Freitas' text responds, in other terms, to the following question by Celso Favaretto, summarized as follows: "Although the images of resistance from the countercultural period are outdated or unfeasible, if we admit that certain modern devices are still active, how can we repotentialize them according to the current conditions of culture and the arts?”[vii] For Freitas, this reactivation will be possible when one realizes that the most relevant works of the conceptualist project – such as the works of Antonio Manuel, Artur Barrio and Cildo Meireles examined in the book – constituted a kind of “reserve of poetic power” by “impregnating the form artistic with political concerns, working with the demands of the language of his time”. Or, to put it another way: will it be possible if the new generation of artists, without rescuing or nostalgia, learns from guerrilla art the possibility of “radically elaborating” the political problem of the present without giving up the investigation of the artistic form.

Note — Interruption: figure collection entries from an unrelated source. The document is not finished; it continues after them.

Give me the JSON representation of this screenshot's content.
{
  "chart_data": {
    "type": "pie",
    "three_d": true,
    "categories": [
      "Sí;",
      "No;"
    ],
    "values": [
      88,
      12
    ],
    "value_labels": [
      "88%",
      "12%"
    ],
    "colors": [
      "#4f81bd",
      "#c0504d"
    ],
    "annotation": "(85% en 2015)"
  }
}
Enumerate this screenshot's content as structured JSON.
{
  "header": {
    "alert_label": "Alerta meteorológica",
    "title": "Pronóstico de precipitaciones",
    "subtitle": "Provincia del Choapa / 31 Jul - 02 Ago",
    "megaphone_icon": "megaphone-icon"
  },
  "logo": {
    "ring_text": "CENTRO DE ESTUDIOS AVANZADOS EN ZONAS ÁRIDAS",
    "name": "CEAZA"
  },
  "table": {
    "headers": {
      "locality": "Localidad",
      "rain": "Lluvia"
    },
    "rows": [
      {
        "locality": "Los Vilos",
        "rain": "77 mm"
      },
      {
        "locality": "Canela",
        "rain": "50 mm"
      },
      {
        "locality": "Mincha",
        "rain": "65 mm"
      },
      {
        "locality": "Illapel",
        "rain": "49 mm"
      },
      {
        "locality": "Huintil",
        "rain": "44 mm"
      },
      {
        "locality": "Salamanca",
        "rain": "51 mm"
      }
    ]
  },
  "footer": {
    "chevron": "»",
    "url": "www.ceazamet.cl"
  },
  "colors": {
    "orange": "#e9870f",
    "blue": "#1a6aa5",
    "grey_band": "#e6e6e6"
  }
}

For these reasons, the relevance of Freitas's rigorous and rare, because erudite, analysis is emphasized. It is a work that ingeniously explains how each unique work of art passes from exteriority to interiority, from the matter of life to artistic form. Written in limpid prose, it is a reference book in the area, either for its valuable documentary research on guerrilla art, which escapes the commonplaces of criticism, or for problematizing, with fine treatment, the relationship between art and politics.

*Ricardo Fabbrini He is a professor at the Department of Philosophy at USP. Author, among other books, of Art after the vanguards (Unicamp).

This text is a partially modified version of the Preface “Impasses da Guerrilha”, originally published in the book by Artur Freitas, Guerrilla Art: Vanguard and Conceptualism in Brazil.

Reference


Arthur Freitas, Guerrilla Art: Vanguard and Conceptualism in Brazil. São Paulo, Edusp, 360 pages.

Notes


[I] Frederick Morales. Plastic Arts: A. Current Time Crisis. Rio de Janeiro: Paz e Terra, 1975, p. 26.

[ii] View Art in Magazine, CEAC: Center for Contemporary Art Studies, year 5, n. 7, Aug. 1983.

[iii] Yve.-Alain Bois. Painting as a model. São Paulo: Martins Fontes, 2009, p. XXV.

[iv]  Jacques Rancière, The Sharing of the Sensible: Aesthetics and Politics.  São Paulo: Editora 34, 2005, p. 55.

[v] Jean Galard, “Estetization of Life: Abolition or Generalization of Art?, in A. Dallal, (ed.). The abolition of art. Mexico: UNAM, 1998, p.70.

[vi]  Nicolas Bourriaud, Relational Aesthetics. São Paulo: Martins, 2009.

[vii] Celso Favaretto, “Art and Culture in the 60s: Resistance and Creation”, in Juana Elbein Santos (ed.), Creativity, Core of Cultural Diversity: the Aesthetics of the Sacred. Salvador: Secneb, 2010, p. 93.